WHO help urged in Iraq bird flu

Iraq’s first human death from bird flu has prompted non-governmental organisation, Doctors for Iraq, to appeal to the World Health Organisation to step in to contain a possible spread of the disease.

There is a call for a public health awareness drive on bird flu

The appeal comes as the Iraqi Health Ministry already reports a possible third case of death from bird flu being investigated.

And in the country’s Kurdistan region, where the bird flu case was confirmed, a medical official said the province is facing an acute shortage of the drug to fight the disease.

In a press statement, Doctors for Iraq appealed to the WHO to assist the Iraqi Health Ministry in launching a public awareness programme to educate the public on the situation.

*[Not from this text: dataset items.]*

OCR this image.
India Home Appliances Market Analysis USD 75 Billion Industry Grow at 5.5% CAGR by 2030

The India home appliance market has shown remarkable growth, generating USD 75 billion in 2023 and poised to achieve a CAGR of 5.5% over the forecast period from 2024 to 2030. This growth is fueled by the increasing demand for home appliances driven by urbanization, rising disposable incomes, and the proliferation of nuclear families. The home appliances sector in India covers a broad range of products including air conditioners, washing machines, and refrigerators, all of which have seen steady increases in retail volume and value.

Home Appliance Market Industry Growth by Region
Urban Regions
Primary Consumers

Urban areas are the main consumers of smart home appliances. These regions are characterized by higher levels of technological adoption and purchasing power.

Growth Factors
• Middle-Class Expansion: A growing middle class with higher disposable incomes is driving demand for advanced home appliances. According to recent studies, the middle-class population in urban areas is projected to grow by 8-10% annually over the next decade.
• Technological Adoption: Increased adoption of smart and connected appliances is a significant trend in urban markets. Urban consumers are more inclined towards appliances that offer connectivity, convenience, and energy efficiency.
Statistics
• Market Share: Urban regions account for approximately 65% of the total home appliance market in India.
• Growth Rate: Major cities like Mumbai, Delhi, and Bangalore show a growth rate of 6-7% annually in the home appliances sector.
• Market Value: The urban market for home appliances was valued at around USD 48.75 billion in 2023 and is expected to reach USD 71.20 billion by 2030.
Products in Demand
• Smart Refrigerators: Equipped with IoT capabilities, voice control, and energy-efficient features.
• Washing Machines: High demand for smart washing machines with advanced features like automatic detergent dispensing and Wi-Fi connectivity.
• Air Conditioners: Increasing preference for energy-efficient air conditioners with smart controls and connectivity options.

A lack of knowledge on the disease “is causing anxiety and confusion in the minds of many Iraqis who are unclear on how significant the threat is and how they can remain healthy,” said the statement on Tuesday.

Another fear is the shortage of equipment such as diagnostic laboratory examination kits, vaccines and medication to treat the disease.

Border controls lacking

Iraq, the NGO added, is one of the most vulnerable countries in the region easily susceptible to the virus because of a number of reasons.

Shanjin Abdel Qader died of thebird flu strain on 17 January
Shanjin Abdel Qader died of thebird flu strain on 17 January

Shanjin Abdel Qader died of the
bird flu strain on 17 January

A lack of border controls and insufficient checks on poultry and meat entering the country is a key concern.

Therefore “the Iraqi Health Ministry needs to cooperate with authorities on the borders to monitor and carry out health checks on goods entering Iraq.”

The expected migration of birds from neighbouring Turkey to Iraq increases the chances of the disease spreading, the NGO also pointed out. Turkey already has four cases of confirmed deaths from bird flu.

The WHO on Monday confirmed that a 15-year-old girl died died on 17 January in the northern Iraqi city of Sulaimaniyah of the H5N1 avian influenza virus.

The girl’s 39-year-old uncle had also died of a severe respiratory disease on 27 January.

Third case

The WHO confirmed that the Iraqi Ministry of Health has informed it of a third human case of respiratory illness that is under investigation for the possible bird flu strain.

The patient is a 54-year-old woman from the same area, who was hospitalised on 18 January.

“We are suffering from a lack of medicine to combat the virus”

Tahseen Nameq
Head, Kurdish committee to combat bird flu

Tahseen Nameq, Head of joint Kurdish committee set up to combat the disease, said “we are suffering from a lack of medicine to combat the virus.”

“We have received only 50 pills of Tamiflu,” he said, quoted by AFP.

A single course of medicine per patient consists of two pills a day for five days, giving the whole Kurdish region in northern Iraq enough medicine for five cases.

Nameq said they have approached Baghdad for immediate aid.

The WHO said it is assembling an international team, including representatives of other UN agencies, to assist the Iraqi Health Ministry in its investigation of the situation and its planning of an appropriate public health response.

Culling of birds

Jalal Talabani, Iraq’s president, met members of an Iraqi committee following up the bird flu outbreak and was briefed on efforts to protect Iraqis from any spread of the disease, according to Al-Iraqiya TV which aired footage of the talks.

Meanwhile, a massive programme has been launched to cull birds in Kurdistan.

Iraq is the seventh country to report human H5N1 infection in the current outbreak, according to the WHO.

Doctors for Iraq, established in 2003, is an independent non-governmental organisation focusing on health and human rights issues in Iraq.